Despite the latest major liquidity injection, China market failed to respond positively because not only was the RRR cut telegraphed well in advance, it reflects officials’ concern and panic over the economy, leverage and trade outlook. The PBOC is to cut the re-lending rate for SME loans by 0.50%, while the PBOC skipped open market operations for a daily net drain of CNY 10B and set CNY mid-point at 6.4893.
China’s stocks and currency fell after Sunday's announcement the PBOC would cut China's RRR, freeing up more than $100 billion in the banking system to help cushion a slowing economy, a move that was well anticipated. But it has been seen as insufficient to offset the potential economic slowdown that may be inflicted on China as Trump escalates protectionist measures.
The cut in the RRR by the PBOC doesn’t signal a shift in monetary policies, given the specific purpose of how the released capital will be used. It shouldn’t be interpreted as a one-way and all-out loosening of liquidity. Thus the market does not expect a significant change in the current funding costs, given the current policies and RRR cuts aimed at providing liquidity, but not at lowering financing costs.
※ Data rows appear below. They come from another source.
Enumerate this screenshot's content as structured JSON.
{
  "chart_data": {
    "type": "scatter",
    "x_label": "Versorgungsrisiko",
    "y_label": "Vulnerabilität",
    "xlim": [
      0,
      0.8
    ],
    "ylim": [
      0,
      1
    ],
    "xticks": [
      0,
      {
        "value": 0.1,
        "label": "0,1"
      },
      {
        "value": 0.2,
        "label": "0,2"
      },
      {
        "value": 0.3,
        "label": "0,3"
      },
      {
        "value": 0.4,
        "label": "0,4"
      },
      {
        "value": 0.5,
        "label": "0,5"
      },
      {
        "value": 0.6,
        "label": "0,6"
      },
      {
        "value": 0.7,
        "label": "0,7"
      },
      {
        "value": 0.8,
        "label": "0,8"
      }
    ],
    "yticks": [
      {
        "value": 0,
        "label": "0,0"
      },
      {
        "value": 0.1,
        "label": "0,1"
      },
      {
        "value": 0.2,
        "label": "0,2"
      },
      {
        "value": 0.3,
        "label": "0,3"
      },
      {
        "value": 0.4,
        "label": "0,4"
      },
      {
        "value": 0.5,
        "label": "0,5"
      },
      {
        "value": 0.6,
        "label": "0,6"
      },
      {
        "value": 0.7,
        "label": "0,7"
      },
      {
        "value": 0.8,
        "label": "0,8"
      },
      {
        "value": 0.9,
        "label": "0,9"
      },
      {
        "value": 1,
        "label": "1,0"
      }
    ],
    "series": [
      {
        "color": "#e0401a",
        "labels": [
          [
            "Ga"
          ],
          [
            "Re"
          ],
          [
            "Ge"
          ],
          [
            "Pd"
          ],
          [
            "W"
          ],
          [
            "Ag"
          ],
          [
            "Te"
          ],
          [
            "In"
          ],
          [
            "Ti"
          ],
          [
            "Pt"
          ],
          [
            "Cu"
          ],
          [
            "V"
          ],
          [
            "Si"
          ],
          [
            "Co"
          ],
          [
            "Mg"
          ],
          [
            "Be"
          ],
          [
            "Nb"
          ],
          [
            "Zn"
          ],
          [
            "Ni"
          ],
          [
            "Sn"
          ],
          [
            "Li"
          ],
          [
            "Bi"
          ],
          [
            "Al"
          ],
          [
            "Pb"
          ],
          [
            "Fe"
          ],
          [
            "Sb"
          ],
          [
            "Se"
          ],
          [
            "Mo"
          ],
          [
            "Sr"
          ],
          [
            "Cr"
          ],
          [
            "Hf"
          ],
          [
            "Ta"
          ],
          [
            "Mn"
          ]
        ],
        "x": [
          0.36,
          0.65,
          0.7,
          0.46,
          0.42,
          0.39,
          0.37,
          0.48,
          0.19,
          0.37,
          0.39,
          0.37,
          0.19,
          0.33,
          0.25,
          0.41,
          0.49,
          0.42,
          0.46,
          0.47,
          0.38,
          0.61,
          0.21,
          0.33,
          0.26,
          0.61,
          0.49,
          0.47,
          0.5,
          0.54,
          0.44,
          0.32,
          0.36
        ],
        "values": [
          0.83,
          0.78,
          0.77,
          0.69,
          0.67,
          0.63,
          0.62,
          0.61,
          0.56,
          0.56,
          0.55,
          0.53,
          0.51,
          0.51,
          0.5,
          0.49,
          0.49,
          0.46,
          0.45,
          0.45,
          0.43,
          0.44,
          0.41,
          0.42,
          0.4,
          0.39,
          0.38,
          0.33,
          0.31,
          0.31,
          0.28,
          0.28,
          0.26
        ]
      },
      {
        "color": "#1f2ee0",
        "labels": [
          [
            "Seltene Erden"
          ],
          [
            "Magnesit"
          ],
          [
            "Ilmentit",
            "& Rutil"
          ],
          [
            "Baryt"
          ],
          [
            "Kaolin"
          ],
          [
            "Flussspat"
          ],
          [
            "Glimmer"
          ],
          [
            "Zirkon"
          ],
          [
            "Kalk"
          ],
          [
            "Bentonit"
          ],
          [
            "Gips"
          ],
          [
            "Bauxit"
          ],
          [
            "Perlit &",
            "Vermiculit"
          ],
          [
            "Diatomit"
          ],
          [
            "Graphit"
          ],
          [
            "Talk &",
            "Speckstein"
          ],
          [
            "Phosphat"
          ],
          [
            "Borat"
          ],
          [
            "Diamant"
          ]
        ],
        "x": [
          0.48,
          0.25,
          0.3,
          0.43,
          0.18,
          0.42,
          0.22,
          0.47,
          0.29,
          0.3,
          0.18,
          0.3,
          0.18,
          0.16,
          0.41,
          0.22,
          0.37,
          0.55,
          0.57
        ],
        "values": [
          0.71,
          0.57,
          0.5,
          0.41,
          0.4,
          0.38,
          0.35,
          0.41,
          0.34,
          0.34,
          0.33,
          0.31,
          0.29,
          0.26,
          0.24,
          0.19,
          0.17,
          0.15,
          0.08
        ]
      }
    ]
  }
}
The Chinese government continues to focus on deleveraging in order to push through structural reforms and other monetary policies such as debt-to-equity swaps.
Hong-Kong is also in stress:
Elsewhere, the Hang Seng was among the laggards as money market rates in Hong Kong (HIBOR) printed fresh decade highs, while Shanghai Comp was choppy as support from the PBOC’s policy efforts tussled with renewed trade concerns. Chinese Property developer shares were among the worst performers in Hong Kong, as China’s planned RRR cut isn’t seen boosting the housing market, but rather channel funding to debt-equity swaps and SMEs; unlikely to benefit developers or homebuyers looking for mortgages.
As a result, Hang Seng Property Index dropped as much as 1.5% to two-month low, dragging the overall market, while airlines stocks were in stress on higher oil and Yuan slump and insurers were in pressure along with developers and casino operators.